At merakı anne tarafından geçmişti genlerine. Annesinin büyükbabası uzun yıllar at yetiştirmiş ve satmıştı. O kendi oğluna bu sevgiyi aşılamıştı. Dedesi kendi çocuklarına değil ama torununa aktarmıştı at sevgisini. ‘Koşacak atı gözünden tanımalısın, ben de babam da tanırdı.” derdi Ece ile atlara bakarken. Genlerine güveniyor, dedesi ve büyük büyük babası gibi koşacak atı tanıdığını düşünüyordu.

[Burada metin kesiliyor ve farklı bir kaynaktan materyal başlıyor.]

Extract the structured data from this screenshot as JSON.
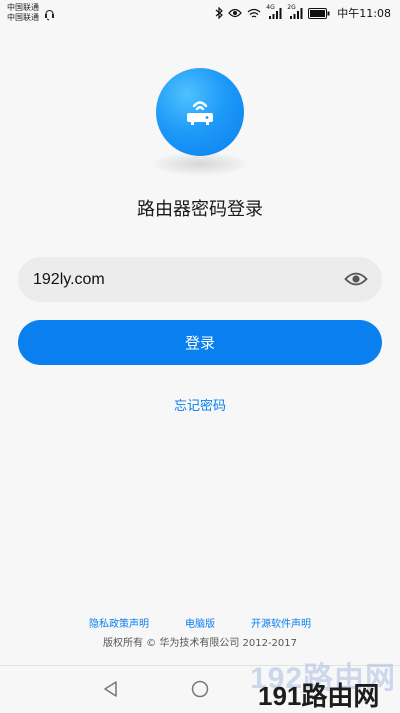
{
  "status_bar": {
    "carrier_1": "中国联通",
    "carrier_2": "中国联通",
    "signal_1_label": "4G",
    "signal_2_label": "2G",
    "time": "中午11:08"
  },
  "login": {
    "title": "路由器密码登录",
    "password_value": "192ly.com",
    "login_button": "登录",
    "forgot_password": "忘记密码"
  },
  "footer": {
    "links": [
      "隐私政策声明",
      "电脑版",
      "开源软件声明"
    ],
    "copyright": "版权所有 © 华为技术有限公司 2012-2017"
  },
  "watermark": {
    "back_text": "192路由网",
    "front_text": "191路由网"
  },
  "colors": {
    "accent": "#0a7ff0",
    "background": "#f7f7f7",
    "field_background": "#ececec"
  },
  "icons": {
    "logo": "router-icon",
    "eye": "eye-icon",
    "back": "back-triangle-icon",
    "home": "home-circle-icon"
  }
}
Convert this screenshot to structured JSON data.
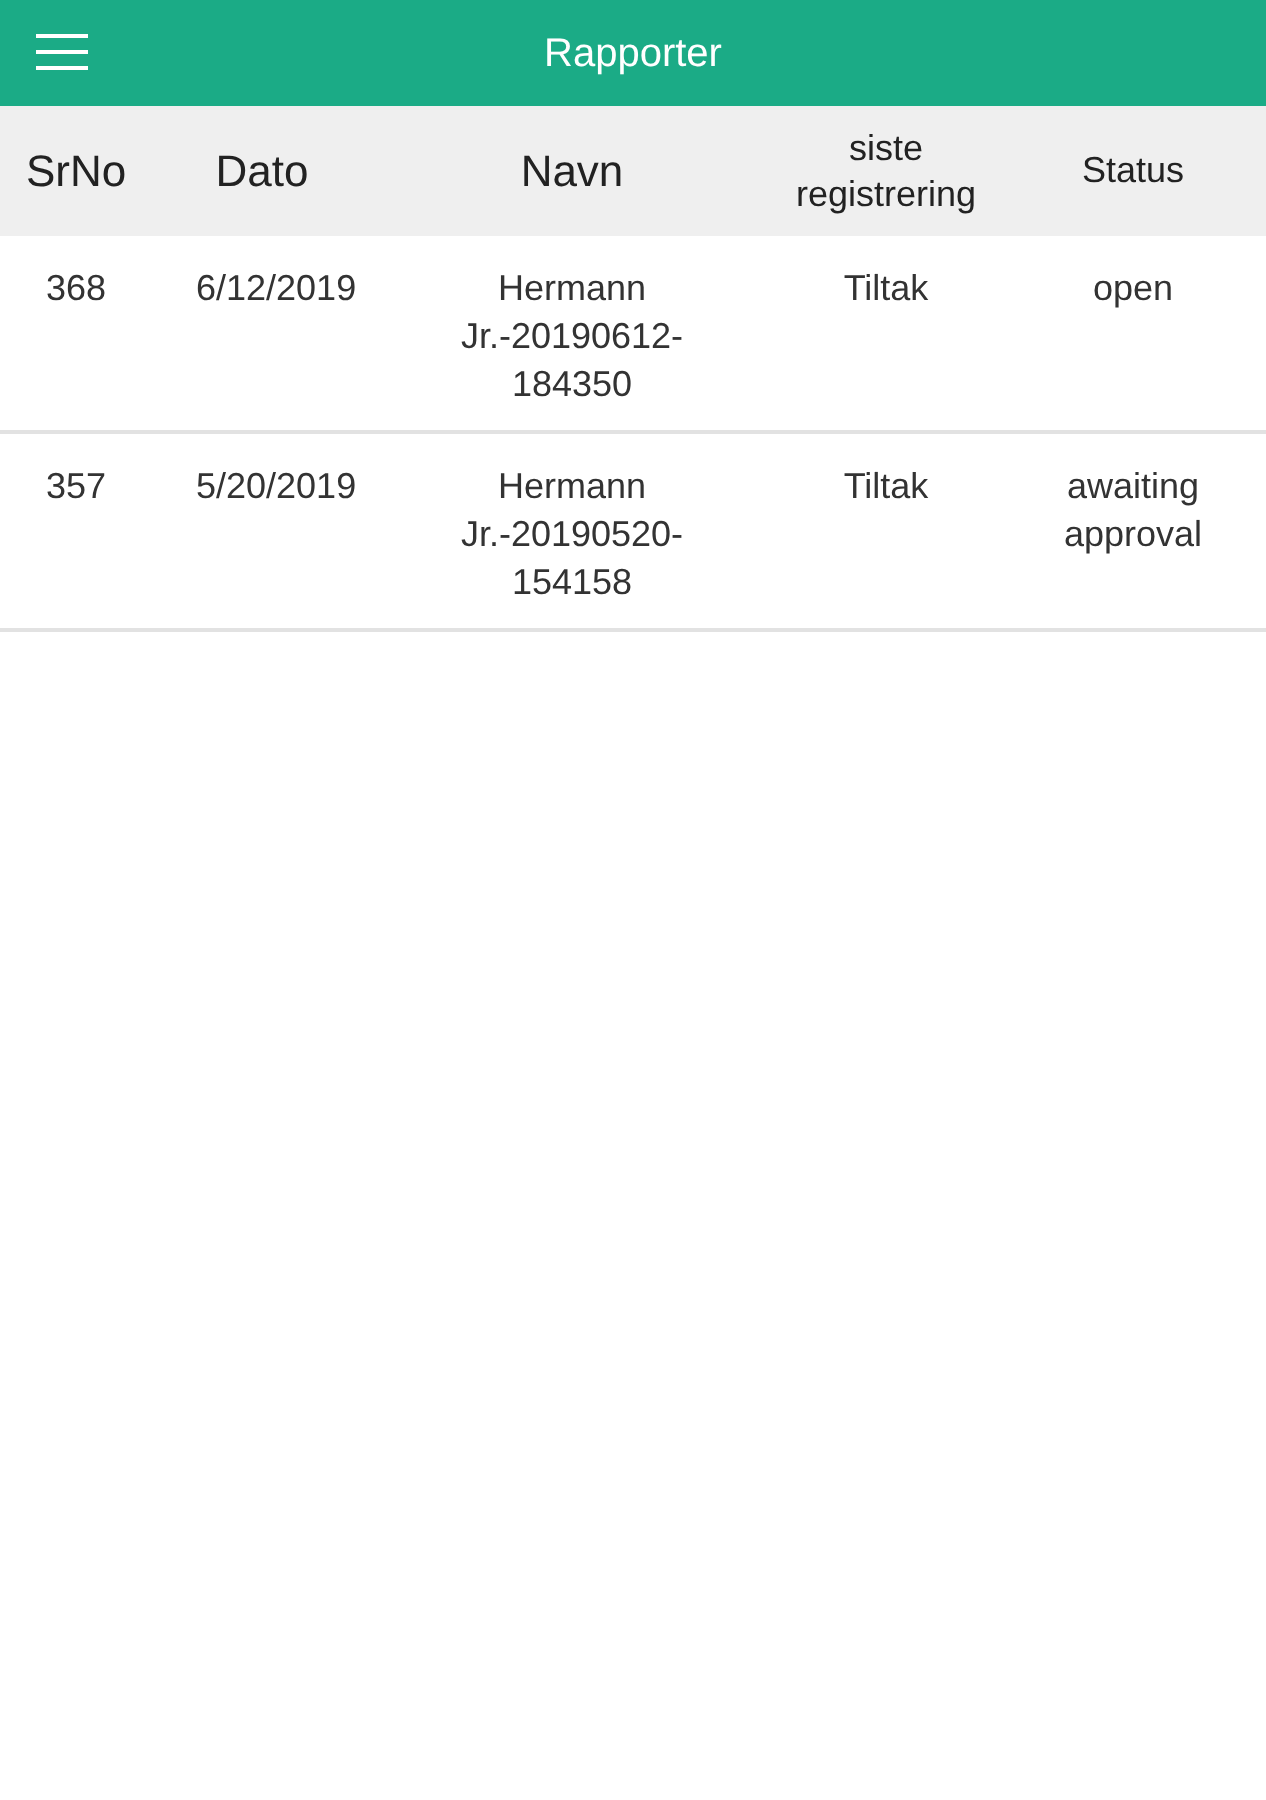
{
  "app_bar": {
    "title": "Rapporter"
  },
  "table": {
    "columns": [
      "SrNo",
      "Dato",
      "Navn",
      "siste registrering",
      "Status"
    ],
    "rows": [
      [
        "368",
        "6/12/2019",
        "Hermann Jr.-20190612-184350",
        "Tiltak",
        "open"
      ],
      [
        "357",
        "5/20/2019",
        "Hermann Jr.-20190520-154158",
        "Tiltak",
        "awaiting approval"
      ]
    ]
  }
}
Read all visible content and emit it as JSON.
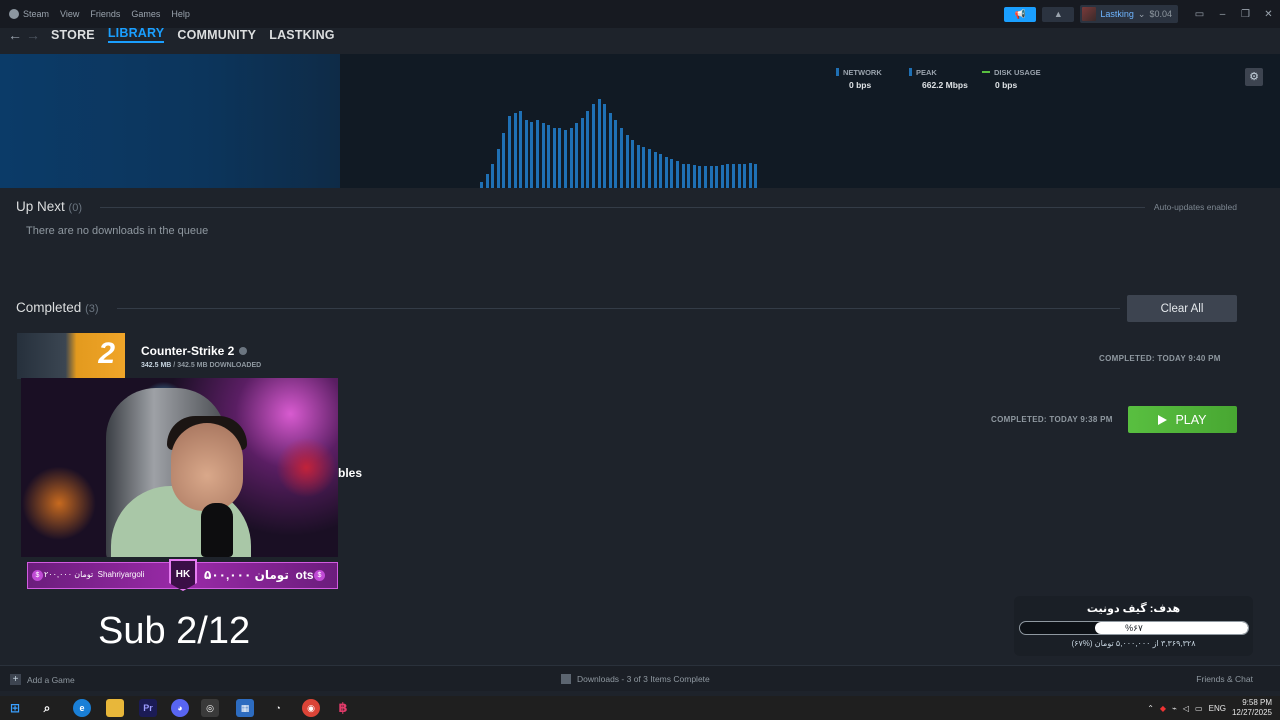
{
  "titlebar": {
    "menu": [
      "Steam",
      "View",
      "Friends",
      "Games",
      "Help"
    ],
    "username": "Lastking",
    "wallet": "$0.04"
  },
  "nav": {
    "links": [
      "STORE",
      "LIBRARY",
      "COMMUNITY",
      "LASTKING"
    ],
    "active": "LIBRARY"
  },
  "graph": {
    "network_label": "NETWORK",
    "network_value": "0 bps",
    "peak_label": "PEAK",
    "peak_value": "662.2 Mbps",
    "disk_label": "DISK USAGE",
    "disk_value": "0 bps",
    "bar_levels": [
      0.05,
      0.12,
      0.2,
      0.32,
      0.46,
      0.6,
      0.62,
      0.64,
      0.56,
      0.55,
      0.56,
      0.54,
      0.52,
      0.5,
      0.5,
      0.48,
      0.5,
      0.54,
      0.58,
      0.64,
      0.7,
      0.74,
      0.7,
      0.62,
      0.56,
      0.5,
      0.44,
      0.4,
      0.36,
      0.34,
      0.32,
      0.3,
      0.28,
      0.26,
      0.24,
      0.22,
      0.2,
      0.2,
      0.19,
      0.18,
      0.18,
      0.18,
      0.18,
      0.19,
      0.2,
      0.2,
      0.2,
      0.2,
      0.21,
      0.2
    ],
    "bar_color": "#1f70b4"
  },
  "up_next": {
    "title": "Up Next",
    "count": "(0)",
    "auto_updates": "Auto-updates enabled",
    "empty_text": "There are no downloads in the queue"
  },
  "completed": {
    "title": "Completed",
    "count": "(3)",
    "clear_all": "Clear All",
    "items": [
      {
        "title": "Counter-Strike 2",
        "size": "342.5 MB",
        "downloaded": "342.5 MB DOWNLOADED",
        "completed_at": "COMPLETED: TODAY 9:40 PM",
        "thumb_text": "2"
      },
      {
        "completed_at": "COMPLETED: TODAY 9:38 PM",
        "play_label": "PLAY"
      },
      {
        "title_fragment": "bles"
      }
    ]
  },
  "stream_overlay": {
    "donor_left": "Shahriyargoli",
    "donor_left_amount": "۲۰۰,۰۰۰ تومان",
    "badge": "HK",
    "donor_right_amount": "۵۰۰,۰۰۰ تومان",
    "donor_right": "ots",
    "sub_text": "Sub 2/12"
  },
  "goal": {
    "title": "هدف: گیف دونیت",
    "percent_text": "%۶۷",
    "percent": 0.67,
    "subtitle": "۳,۳۶۹,۳۲۸ از ۵,۰۰۰,۰۰۰ تومان (%۶۷)"
  },
  "footer": {
    "add_game": "Add a Game",
    "downloads": "Downloads - 3 of 3 Items Complete",
    "friends_chat": "Friends & Chat"
  },
  "taskbar": {
    "lang": "ENG",
    "time": "9:58 PM",
    "date": "12/27/2025"
  }
}
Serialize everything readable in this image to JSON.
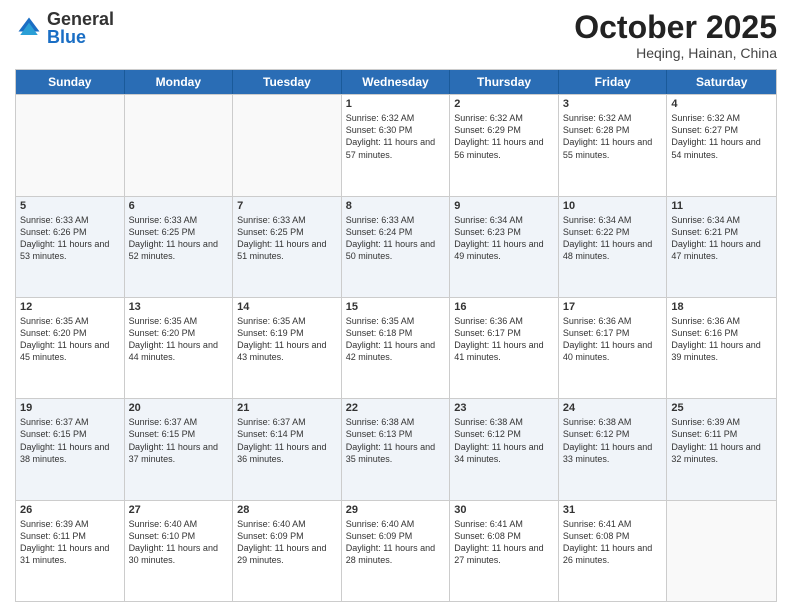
{
  "header": {
    "logo": {
      "general": "General",
      "blue": "Blue"
    },
    "title": "October 2025",
    "subtitle": "Heqing, Hainan, China"
  },
  "calendar": {
    "days": [
      "Sunday",
      "Monday",
      "Tuesday",
      "Wednesday",
      "Thursday",
      "Friday",
      "Saturday"
    ],
    "rows": [
      [
        {
          "day": "",
          "empty": true
        },
        {
          "day": "",
          "empty": true
        },
        {
          "day": "",
          "empty": true
        },
        {
          "day": "1",
          "sunrise": "6:32 AM",
          "sunset": "6:30 PM",
          "daylight": "11 hours and 57 minutes."
        },
        {
          "day": "2",
          "sunrise": "6:32 AM",
          "sunset": "6:29 PM",
          "daylight": "11 hours and 56 minutes."
        },
        {
          "day": "3",
          "sunrise": "6:32 AM",
          "sunset": "6:28 PM",
          "daylight": "11 hours and 55 minutes."
        },
        {
          "day": "4",
          "sunrise": "6:32 AM",
          "sunset": "6:27 PM",
          "daylight": "11 hours and 54 minutes."
        }
      ],
      [
        {
          "day": "5",
          "sunrise": "6:33 AM",
          "sunset": "6:26 PM",
          "daylight": "11 hours and 53 minutes."
        },
        {
          "day": "6",
          "sunrise": "6:33 AM",
          "sunset": "6:25 PM",
          "daylight": "11 hours and 52 minutes."
        },
        {
          "day": "7",
          "sunrise": "6:33 AM",
          "sunset": "6:25 PM",
          "daylight": "11 hours and 51 minutes."
        },
        {
          "day": "8",
          "sunrise": "6:33 AM",
          "sunset": "6:24 PM",
          "daylight": "11 hours and 50 minutes."
        },
        {
          "day": "9",
          "sunrise": "6:34 AM",
          "sunset": "6:23 PM",
          "daylight": "11 hours and 49 minutes."
        },
        {
          "day": "10",
          "sunrise": "6:34 AM",
          "sunset": "6:22 PM",
          "daylight": "11 hours and 48 minutes."
        },
        {
          "day": "11",
          "sunrise": "6:34 AM",
          "sunset": "6:21 PM",
          "daylight": "11 hours and 47 minutes."
        }
      ],
      [
        {
          "day": "12",
          "sunrise": "6:35 AM",
          "sunset": "6:20 PM",
          "daylight": "11 hours and 45 minutes."
        },
        {
          "day": "13",
          "sunrise": "6:35 AM",
          "sunset": "6:20 PM",
          "daylight": "11 hours and 44 minutes."
        },
        {
          "day": "14",
          "sunrise": "6:35 AM",
          "sunset": "6:19 PM",
          "daylight": "11 hours and 43 minutes."
        },
        {
          "day": "15",
          "sunrise": "6:35 AM",
          "sunset": "6:18 PM",
          "daylight": "11 hours and 42 minutes."
        },
        {
          "day": "16",
          "sunrise": "6:36 AM",
          "sunset": "6:17 PM",
          "daylight": "11 hours and 41 minutes."
        },
        {
          "day": "17",
          "sunrise": "6:36 AM",
          "sunset": "6:17 PM",
          "daylight": "11 hours and 40 minutes."
        },
        {
          "day": "18",
          "sunrise": "6:36 AM",
          "sunset": "6:16 PM",
          "daylight": "11 hours and 39 minutes."
        }
      ],
      [
        {
          "day": "19",
          "sunrise": "6:37 AM",
          "sunset": "6:15 PM",
          "daylight": "11 hours and 38 minutes."
        },
        {
          "day": "20",
          "sunrise": "6:37 AM",
          "sunset": "6:15 PM",
          "daylight": "11 hours and 37 minutes."
        },
        {
          "day": "21",
          "sunrise": "6:37 AM",
          "sunset": "6:14 PM",
          "daylight": "11 hours and 36 minutes."
        },
        {
          "day": "22",
          "sunrise": "6:38 AM",
          "sunset": "6:13 PM",
          "daylight": "11 hours and 35 minutes."
        },
        {
          "day": "23",
          "sunrise": "6:38 AM",
          "sunset": "6:12 PM",
          "daylight": "11 hours and 34 minutes."
        },
        {
          "day": "24",
          "sunrise": "6:38 AM",
          "sunset": "6:12 PM",
          "daylight": "11 hours and 33 minutes."
        },
        {
          "day": "25",
          "sunrise": "6:39 AM",
          "sunset": "6:11 PM",
          "daylight": "11 hours and 32 minutes."
        }
      ],
      [
        {
          "day": "26",
          "sunrise": "6:39 AM",
          "sunset": "6:11 PM",
          "daylight": "11 hours and 31 minutes."
        },
        {
          "day": "27",
          "sunrise": "6:40 AM",
          "sunset": "6:10 PM",
          "daylight": "11 hours and 30 minutes."
        },
        {
          "day": "28",
          "sunrise": "6:40 AM",
          "sunset": "6:09 PM",
          "daylight": "11 hours and 29 minutes."
        },
        {
          "day": "29",
          "sunrise": "6:40 AM",
          "sunset": "6:09 PM",
          "daylight": "11 hours and 28 minutes."
        },
        {
          "day": "30",
          "sunrise": "6:41 AM",
          "sunset": "6:08 PM",
          "daylight": "11 hours and 27 minutes."
        },
        {
          "day": "31",
          "sunrise": "6:41 AM",
          "sunset": "6:08 PM",
          "daylight": "11 hours and 26 minutes."
        },
        {
          "day": "",
          "empty": true
        }
      ]
    ],
    "labels": {
      "sunrise": "Sunrise:",
      "sunset": "Sunset:",
      "daylight": "Daylight:"
    }
  }
}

Çiftliğe geleli bir ay olmuştu. Özel besinler ile besleniyor kaslarının yeniden şekillenmesi için tek başına çalıştırılıyordu. Şimdiden toparlanmış, koşarken iyi bir yarış atı olacağını belli etmeye başlamıştı. Henüz yarış amaçlı antrenmanda koşturmamıştı. Ara sıra bağlar arasında, köyün içinde geziniyordu. Yakında yarışlar için çalıştırmaya başlayacaktı. Biraz daha kuvvetlenmesini bekliyordu. Arap atlarının yarışmaya başlayacağı yaş üç yaştı. Yakışıklısının dört ayı vardı önünde. Satın aldığı çiftlikte ilk başlarda yarış için yetiştirilmiş, sonra ailenin maddi sıkıntıları baş gösterince düzgün beslenmemiş, at da gücünü kaybetmişti. Şimdi ise eski gücüne kavuşuyordu. Hareketlerinden de eğitimlerini anımsadığını anlıyordu. 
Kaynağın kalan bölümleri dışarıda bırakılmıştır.